Levkova. She stood in the doorway of my cupboard and glared. ‘Don’t let anyone in. Did I say that?’ Lanya stood up and I scrambled to my feet. They bowed that short bow to each other, and Levkova said, ‘My dear, you are surely in enough—’

‘Yes. In enough trouble already. I know. I’m leaving now.’ She headed for the door.

But Levkova put up a hand. ‘Wait. Someone’s in the corridor. Put out the light.’ She closed the door on us and we heard the key turn in the lock. I pulled the string and killed the light. Darkness, but for a thin line under the door. And Lanya breathing an arm’s length away. The door in the main room opened and closed, then Levkova’s voice said, ‘Councillor Terten, what brings you here?’

‘Sub-commander Levkova.’ A man’s voice. ‘Working late?’

‘As you see.’

Boots clicked on the floor as someone paced and stopped outside our door, blocking the thin line of light. Lanya drew in a breath. The steps moved on. She let out a ragged sigh and the beads in her hair made tiny clacking sounds in the dark.

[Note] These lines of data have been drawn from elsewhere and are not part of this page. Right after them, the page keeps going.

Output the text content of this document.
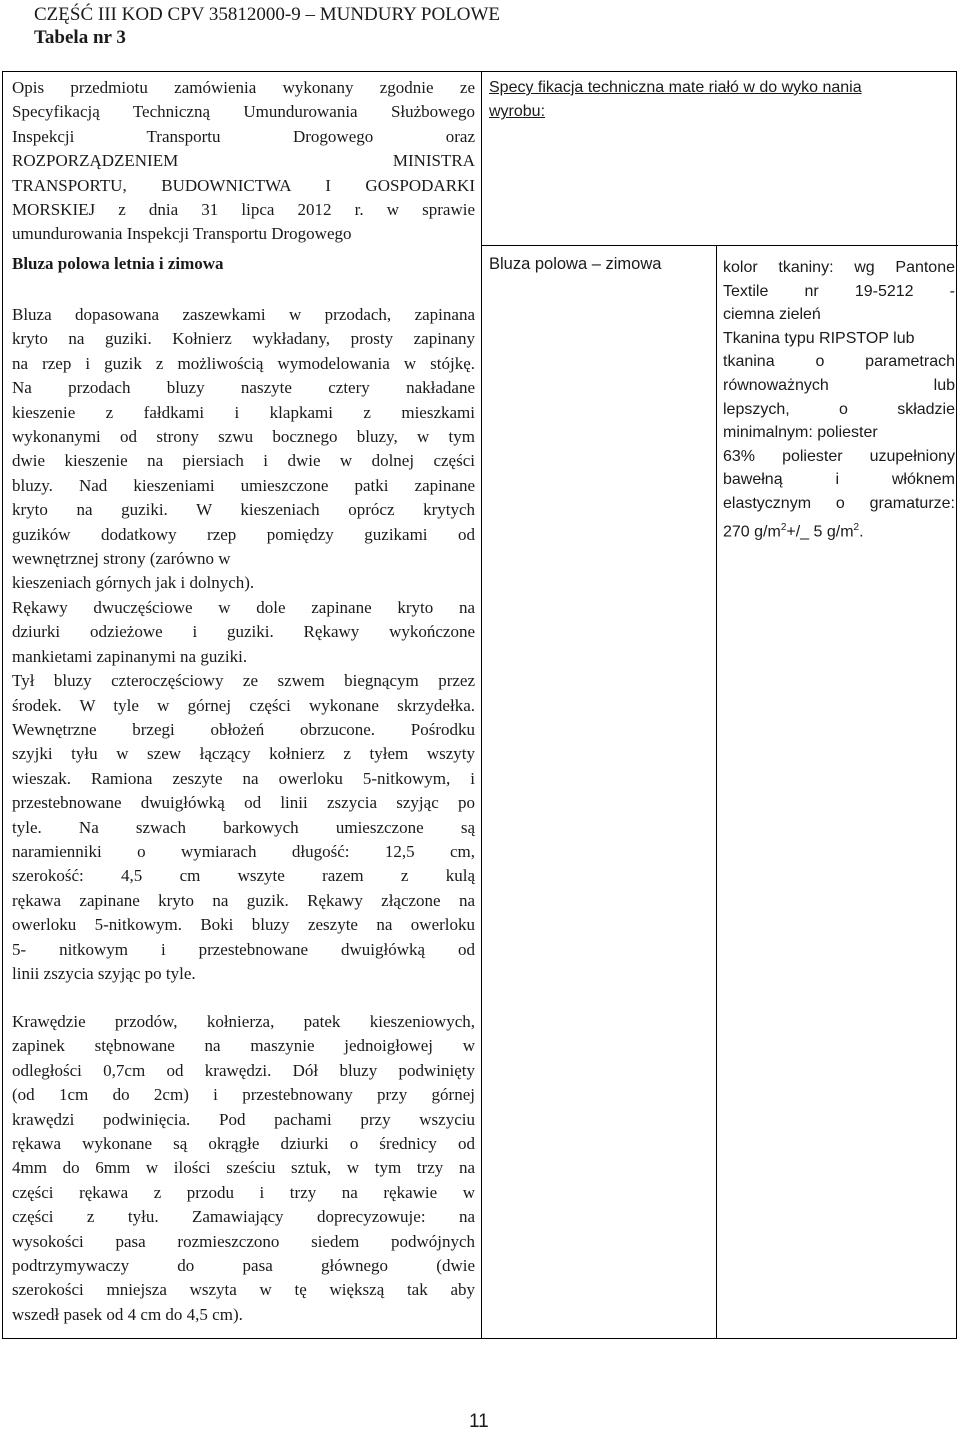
CZĘŚĆ III KOD CPV 35812000-9 – MUNDURY POLOWE
Tabela nr 3
Opis przedmiotu zamówienia wykonany zgodnie ze
Specyfikacją Techniczną Umundurowania Służbowego
Inspekcji Transportu Drogowego oraz
ROZPORZĄDZENIEM MINISTRA
TRANSPORTU, BUDOWNICTWA I GOSPODARKI
MORSKIEJ z dnia 31 lipca 2012 r. w sprawie
umundurowania Inspekcji Transportu Drogowego
Bluza polowa letnia i zimowa
Bluza dopasowana zaszewkami w przodach, zapinana
kryto na guziki. Kołnierz wykładany, prosty zapinany
na rzep i guzik z możliwością wymodelowania w stójkę.
Na przodach bluzy naszyte cztery nakładane
kieszenie z fałdkami i klapkami z mieszkami
wykonanymi od strony szwu bocznego bluzy, w tym
dwie kieszenie na piersiach i dwie w dolnej części
bluzy. Nad kieszeniami umieszczone patki zapinane
kryto na guziki. W kieszeniach oprócz krytych
guzików dodatkowy rzep pomiędzy guzikami od
wewnętrznej strony (zarówno w
kieszeniach górnych jak i dolnych).
Rękawy dwuczęściowe w dole zapinane kryto na
dziurki odzieżowe i guziki. Rękawy wykończone
mankietami zapinanymi na guziki.
Tył bluzy czteroczęściowy ze szwem biegnącym przez
środek. W tyle w górnej części wykonane skrzydełka.
Wewnętrzne brzegi obłożeń obrzucone. Pośrodku
szyjki tyłu w szew łączący kołnierz z tyłem wszyty
wieszak. Ramiona zeszyte na owerloku 5-nitkowym, i
przestebnowane dwuigłówką od linii zszycia szyjąc po
tyle. Na szwach barkowych umieszczone są
naramienniki o wymiarach długość: 12,5 cm,
szerokość: 4,5 cm wszyte razem z kulą
rękawa zapinane kryto na guzik. Rękawy złączone na
owerloku 5-nitkowym. Boki bluzy zeszyte na owerloku
5- nitkowym i przestebnowane dwuigłówką od
linii zszycia szyjąc po tyle.
Krawędzie przodów, kołnierza, patek kieszeniowych,
zapinek stębnowane na maszynie jednoigłowej w
odległości 0,7cm od krawędzi. Dół bluzy podwinięty
(od 1cm do 2cm) i przestebnowany przy górnej
krawędzi podwinięcia. Pod pachami przy wszyciu
rękawa wykonane są okrągłe dziurki o średnicy od
4mm do 6mm w ilości sześciu sztuk, w tym trzy na
części rękawa z przodu i trzy na rękawie w
części z tyłu. Zamawiający doprecyzowuje: na
wysokości pasa rozmieszczono siedem podwójnych
podtrzymywaczy do pasa głównego (dwie
szerokości mniejsza wszyta w tę większą tak aby
wszedł pasek od 4 cm do 4,5 cm).
Specy fikacja techniczna mate riałó w do wyko nania
wyrobu:
Bluza polowa – zimowa	kolor tkaniny: wg Pantone
Textile nr 19-5212 -
ciemna zieleń
Tkanina typu RIPSTOP lub
tkanina o parametrach
równoważnych lub
lepszych, o składzie
minimalnym: poliester
63% poliester uzupełniony
bawełną i włóknem
elastycznym o gramaturze:
270 $g/m^2+/\_$ 5 $g/m^2$.
11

The voice outside said, ‘How long have you worked here, Sub-commander?’

‘Since before the last uprising, Councillor.’

‘Many years of active service, then. You have a well-earned retirement awaiting you.’

‘I have no intention of retiring.’

‘Times change, dear lady, times change. But I forget myself. There is nothing dear or ladylike about you, is there?’

‘I hope not, Councillor. Did you want anything in particular?’

‘I came, Sub-commander, because I expect to remove you from here, very soon. With God’s grace, by week’s end. I came to ask that you go quietly and with dignity. CFM has lost its way and we intend to make that clear to the people.’ More pacing.

Levkova said, ‘You lay great store in the hearing.’

‘I lay great store, Sub-commander, in common decency, which your continued presence here offends. You appear but rarely at prayer, you scorn the modesty of widows, you assume control of affairs that should concern no woman. It’s time for you to return to what is properly yours.’